To understand the meaning of the next two points, “Self-serve data infrastructure as a platform” and “Federated computational governance”, let’s draw a parallel with a platform type that “changed the game” in the past. It is an over-simplification, but bear with us. Imagine you work in Logistics and you need to book a hotel for your company’s sales meeting. You have a few requirements (enough rooms available, price within budget, conference room on premise, easy parking) and a list of “nice-to-have” (half board or restaurant so you don’t have to book a catering for lunch, shuttle to and from the airport for those who fly in, not too far from the airport of from the city center). Your company Data Lake contains all the data you need: it contains all the hotels in the city where the meeting will take place. But so did the “Yellow Pages” of yesteryear. How long does it take to find a suitable hotel using such a directory? It’s basically unknowable: if the Abbey Hotel satisfies all requirements, not too long, but good luck getting to the Zephir Hotel near the end of the list. Not only they are sorted in a pre-determined way (alphabetically), but you have to check each one in sequence by calling on the phone if you want to know availability, price and so on. Moreover, the quantity of information available for each hotel directly in the Yellow Pages is wildly inconsistent. It would be nice to be able to rule out a number of them, so you don’t have to call, but some hotel bought big spaces where they write if they have a conference room or a restaurant, other just list a phone number. If you also need to check the quality of an establishment, to avoid sending the Director of Sales to a squalid dump, the complexity grows exponentially, like the uncertainty of how long it will take to figure it out. Maybe you are lucky and find a colleague who’s already been there and can vouch for it, or you’d have to drive to the place yourself. When you budget the company sale’s meeting how do you figure out how much it will cost, in terms of time and money, just finding the right hotel? And if not having an answer wasn’t bad enough, the Sales Director, who’s paying for the convention, is fuming mad because this problem repeats itself every single year and you can never give an estimate, because the time it took you to find a hotel last time is not at all indicative of how long it will take next time.
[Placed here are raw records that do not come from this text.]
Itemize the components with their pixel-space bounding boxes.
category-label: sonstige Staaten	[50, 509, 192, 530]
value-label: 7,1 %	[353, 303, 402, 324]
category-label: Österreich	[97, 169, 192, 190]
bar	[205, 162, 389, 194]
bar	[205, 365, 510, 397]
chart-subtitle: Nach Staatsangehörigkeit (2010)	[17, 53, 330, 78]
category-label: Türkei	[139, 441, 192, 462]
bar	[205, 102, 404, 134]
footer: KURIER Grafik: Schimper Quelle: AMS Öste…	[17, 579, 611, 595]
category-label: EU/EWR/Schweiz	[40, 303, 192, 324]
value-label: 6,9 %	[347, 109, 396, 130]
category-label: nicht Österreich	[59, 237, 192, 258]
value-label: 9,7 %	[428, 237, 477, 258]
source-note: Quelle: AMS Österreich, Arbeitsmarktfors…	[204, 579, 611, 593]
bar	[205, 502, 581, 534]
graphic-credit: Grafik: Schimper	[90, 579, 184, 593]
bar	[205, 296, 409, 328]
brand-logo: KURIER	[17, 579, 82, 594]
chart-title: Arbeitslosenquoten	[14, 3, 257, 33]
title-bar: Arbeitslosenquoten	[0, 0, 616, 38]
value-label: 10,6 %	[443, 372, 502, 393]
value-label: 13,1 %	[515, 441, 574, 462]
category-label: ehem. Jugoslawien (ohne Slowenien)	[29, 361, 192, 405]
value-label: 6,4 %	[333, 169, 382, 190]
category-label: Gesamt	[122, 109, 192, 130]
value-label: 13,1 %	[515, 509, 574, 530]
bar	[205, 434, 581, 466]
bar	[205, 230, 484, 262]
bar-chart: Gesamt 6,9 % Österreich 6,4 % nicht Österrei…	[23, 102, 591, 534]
If you now change the word “hotel” with “data” in the above example, you’ll see that it might be a tad extreme, but it is not so far-fetched. A Data Mesh is, in this sense, like a booking platform (think hotels.com or booking.com) where every data producer becomes a data owner and, just like a hotel owner, wants to be found by those who use the platform. In order to be listed, the federated governance, imposes some rules. The hotel owner must list a price (cost) and availability (uptime), as well as a structured description of the hotel (dataset) that includes the address, category and so forth, and all the required metadata (is there parking? a restaurant? a pool? breakfast is included? and so on). Each of these features becomes easily visible (it is always present and shown in the same place), searchable and can act as a filter. People who stay at the hotel (use the dataset) also leave reviews, which help both other customers in choosing and the hotel owner in improving the quality of its offer or at least the accuracy of the description.
The “self-serve” aspect is two-fold. From a user perspective it means that with such a platform the Sales department can choose and book the hotel directly, without needing (and paying for) the help of Logistics (Data Lake engineers). From an owner perspective (hotel or data owner) it means that they can independently choose and advertise what services to offer (rooms with air conditioning, Jacuzzis, butler service and so on) in order to meet and even exceed the customers’ wishes and demands. In the data world this second aspect relates to the freedom of data producers to autonomously choose their technology path, in accordance with the federated governance approved standards.
Last, but definitely not least, the Data Mesh architecture brings to the table the ease of scalability (once you have all the Hotels/datasets in one city, the system can grow to accommodate those of other cities, as well) and reuse. Reuse means that the effort you spent in creating a solution can, at least in part, be employed (reused) to create another. Let’s stick to the hotel analogy. If you created it last year and now want to do something similar for B&Bs, there is a lot you don’t have to redo from scratch. Of course, the “metadata” will be different (Bed and Breakfast don’t have conference rooms), but you can still use the same system of user feedback, the same technology to gather information on prices and availability, that once again will be up to the B&B’s owner to keep up to date, and so on.